If anyone has a quick-and-dirty way to do this sort of thing, it would be awesome to get a Python code snippet to work with.
The 'base' image ->
Base Image
You should apply the following:
1. Contrast Limited Adaptive Histogram Equalization-CLAHE and convert to gray-scale.
2. Gaussian Blur & Morphological transforms (dialation, erosion, etc) as mentioned by #bad_keypoints. This will help you get rid of the background noise. This is the most tricky step as the results will depend on the order in which you apply (first Gaussian Blur and then Morphological transforms or vice versa) and the window sizes you choose for this purpose.
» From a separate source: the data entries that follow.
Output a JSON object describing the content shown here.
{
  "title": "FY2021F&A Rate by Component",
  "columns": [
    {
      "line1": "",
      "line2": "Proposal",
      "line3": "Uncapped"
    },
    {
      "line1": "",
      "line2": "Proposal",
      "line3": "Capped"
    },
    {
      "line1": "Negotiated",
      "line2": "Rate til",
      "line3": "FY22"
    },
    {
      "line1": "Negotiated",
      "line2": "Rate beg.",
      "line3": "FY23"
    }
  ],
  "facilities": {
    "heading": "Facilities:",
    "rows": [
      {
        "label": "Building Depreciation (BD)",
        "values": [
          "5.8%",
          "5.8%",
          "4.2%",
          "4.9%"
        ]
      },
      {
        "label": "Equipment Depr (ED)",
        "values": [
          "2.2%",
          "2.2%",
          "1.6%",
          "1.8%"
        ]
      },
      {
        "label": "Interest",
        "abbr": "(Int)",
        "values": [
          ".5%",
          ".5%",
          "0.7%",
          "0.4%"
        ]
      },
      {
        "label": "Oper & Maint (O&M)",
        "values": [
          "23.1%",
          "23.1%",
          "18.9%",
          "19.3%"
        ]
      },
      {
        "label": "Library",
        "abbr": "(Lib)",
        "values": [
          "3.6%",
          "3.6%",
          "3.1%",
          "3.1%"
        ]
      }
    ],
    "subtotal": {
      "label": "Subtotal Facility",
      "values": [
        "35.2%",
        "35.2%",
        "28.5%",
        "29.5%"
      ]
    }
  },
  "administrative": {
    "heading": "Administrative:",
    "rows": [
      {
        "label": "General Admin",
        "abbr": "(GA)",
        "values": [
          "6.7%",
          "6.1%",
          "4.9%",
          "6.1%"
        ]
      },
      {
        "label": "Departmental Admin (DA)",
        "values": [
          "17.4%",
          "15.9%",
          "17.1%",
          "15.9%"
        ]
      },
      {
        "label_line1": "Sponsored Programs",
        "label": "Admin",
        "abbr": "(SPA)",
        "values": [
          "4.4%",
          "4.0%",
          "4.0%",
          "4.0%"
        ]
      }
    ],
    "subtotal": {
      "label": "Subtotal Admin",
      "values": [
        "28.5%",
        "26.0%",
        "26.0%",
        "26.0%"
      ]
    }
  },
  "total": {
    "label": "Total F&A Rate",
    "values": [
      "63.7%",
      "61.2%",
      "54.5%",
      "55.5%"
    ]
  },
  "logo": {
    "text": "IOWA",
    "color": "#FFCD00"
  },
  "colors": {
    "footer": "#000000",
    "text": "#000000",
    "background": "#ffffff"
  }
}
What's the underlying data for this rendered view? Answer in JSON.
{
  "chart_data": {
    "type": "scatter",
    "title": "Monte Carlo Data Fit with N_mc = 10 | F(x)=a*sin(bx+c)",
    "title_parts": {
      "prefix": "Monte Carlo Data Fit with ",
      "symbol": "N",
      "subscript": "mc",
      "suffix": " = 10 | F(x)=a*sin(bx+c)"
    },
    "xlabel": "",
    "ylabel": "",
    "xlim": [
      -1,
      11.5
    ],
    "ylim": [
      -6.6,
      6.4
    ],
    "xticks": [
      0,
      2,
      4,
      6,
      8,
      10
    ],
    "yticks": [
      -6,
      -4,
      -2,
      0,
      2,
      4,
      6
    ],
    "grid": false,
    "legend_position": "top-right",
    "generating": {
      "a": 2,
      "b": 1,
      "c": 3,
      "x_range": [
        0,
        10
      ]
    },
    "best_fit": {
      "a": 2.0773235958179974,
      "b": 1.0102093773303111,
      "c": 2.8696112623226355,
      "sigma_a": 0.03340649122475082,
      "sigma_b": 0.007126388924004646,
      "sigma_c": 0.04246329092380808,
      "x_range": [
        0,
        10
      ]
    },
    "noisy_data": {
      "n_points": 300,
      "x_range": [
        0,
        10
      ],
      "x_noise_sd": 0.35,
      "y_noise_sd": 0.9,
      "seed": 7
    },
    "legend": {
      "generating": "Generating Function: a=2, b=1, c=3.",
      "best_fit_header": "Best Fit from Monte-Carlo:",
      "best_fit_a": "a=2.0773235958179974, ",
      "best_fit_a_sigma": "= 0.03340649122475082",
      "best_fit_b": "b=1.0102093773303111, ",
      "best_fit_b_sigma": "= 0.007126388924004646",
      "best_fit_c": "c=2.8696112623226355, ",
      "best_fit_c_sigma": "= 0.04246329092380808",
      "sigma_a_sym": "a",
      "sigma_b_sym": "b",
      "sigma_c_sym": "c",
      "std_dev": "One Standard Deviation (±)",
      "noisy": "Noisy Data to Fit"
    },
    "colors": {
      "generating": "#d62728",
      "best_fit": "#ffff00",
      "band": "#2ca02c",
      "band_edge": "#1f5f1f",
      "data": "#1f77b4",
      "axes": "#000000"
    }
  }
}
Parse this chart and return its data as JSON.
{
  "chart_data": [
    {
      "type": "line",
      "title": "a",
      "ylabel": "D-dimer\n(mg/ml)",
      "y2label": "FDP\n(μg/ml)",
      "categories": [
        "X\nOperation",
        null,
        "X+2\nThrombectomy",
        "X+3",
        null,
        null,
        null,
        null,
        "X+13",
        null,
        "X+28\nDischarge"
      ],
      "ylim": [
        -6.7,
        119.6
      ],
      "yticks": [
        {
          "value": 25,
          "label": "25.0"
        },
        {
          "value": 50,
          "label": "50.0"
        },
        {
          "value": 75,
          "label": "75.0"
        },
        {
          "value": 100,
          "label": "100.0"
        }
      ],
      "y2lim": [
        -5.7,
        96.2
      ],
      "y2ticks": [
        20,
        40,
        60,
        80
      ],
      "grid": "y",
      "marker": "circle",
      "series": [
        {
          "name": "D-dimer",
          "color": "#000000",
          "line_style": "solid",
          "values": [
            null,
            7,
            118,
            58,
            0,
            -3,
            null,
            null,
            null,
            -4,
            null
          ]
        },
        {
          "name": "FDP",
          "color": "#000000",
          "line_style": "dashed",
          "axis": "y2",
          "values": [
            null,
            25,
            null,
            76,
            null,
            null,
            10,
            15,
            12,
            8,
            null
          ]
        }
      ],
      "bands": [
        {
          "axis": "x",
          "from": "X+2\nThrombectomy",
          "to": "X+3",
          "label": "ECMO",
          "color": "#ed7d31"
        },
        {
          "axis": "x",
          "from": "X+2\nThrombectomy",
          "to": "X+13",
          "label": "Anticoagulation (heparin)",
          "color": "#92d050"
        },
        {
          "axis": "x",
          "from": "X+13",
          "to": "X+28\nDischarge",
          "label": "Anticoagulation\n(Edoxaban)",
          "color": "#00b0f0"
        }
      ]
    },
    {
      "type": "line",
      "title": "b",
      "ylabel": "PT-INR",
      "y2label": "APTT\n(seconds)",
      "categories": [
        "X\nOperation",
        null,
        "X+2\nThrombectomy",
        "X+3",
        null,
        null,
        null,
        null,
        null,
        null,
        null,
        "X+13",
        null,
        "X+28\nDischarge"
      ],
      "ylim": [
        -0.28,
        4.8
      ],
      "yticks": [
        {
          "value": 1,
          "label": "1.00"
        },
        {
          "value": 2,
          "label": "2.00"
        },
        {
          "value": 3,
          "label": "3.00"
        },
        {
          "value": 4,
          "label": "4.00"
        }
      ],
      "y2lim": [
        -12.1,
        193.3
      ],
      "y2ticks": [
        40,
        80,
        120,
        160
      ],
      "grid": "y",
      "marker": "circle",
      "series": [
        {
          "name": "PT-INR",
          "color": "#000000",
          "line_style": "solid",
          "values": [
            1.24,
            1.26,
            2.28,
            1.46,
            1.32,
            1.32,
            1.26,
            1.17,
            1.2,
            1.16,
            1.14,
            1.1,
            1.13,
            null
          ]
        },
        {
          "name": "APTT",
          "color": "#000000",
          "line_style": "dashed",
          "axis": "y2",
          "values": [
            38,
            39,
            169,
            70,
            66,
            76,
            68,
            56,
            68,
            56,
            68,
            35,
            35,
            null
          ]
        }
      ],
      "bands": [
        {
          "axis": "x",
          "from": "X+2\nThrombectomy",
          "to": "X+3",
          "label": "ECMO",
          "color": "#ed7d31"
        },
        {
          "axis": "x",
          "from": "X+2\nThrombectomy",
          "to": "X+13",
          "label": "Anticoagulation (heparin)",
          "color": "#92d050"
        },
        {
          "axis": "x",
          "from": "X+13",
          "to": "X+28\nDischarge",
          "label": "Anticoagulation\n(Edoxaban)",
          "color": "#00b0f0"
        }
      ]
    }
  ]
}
3. Apply Adaptive thresholding
4. Apply Canny's Edge detection
5. Find contour having four corner points
As said earlier you need to tweak with input parameters of these functions and also need to validate these parameters with other images. As it might be possible that it will work for this case but not for other cases. Based on trial and error you need to fix the parameter values.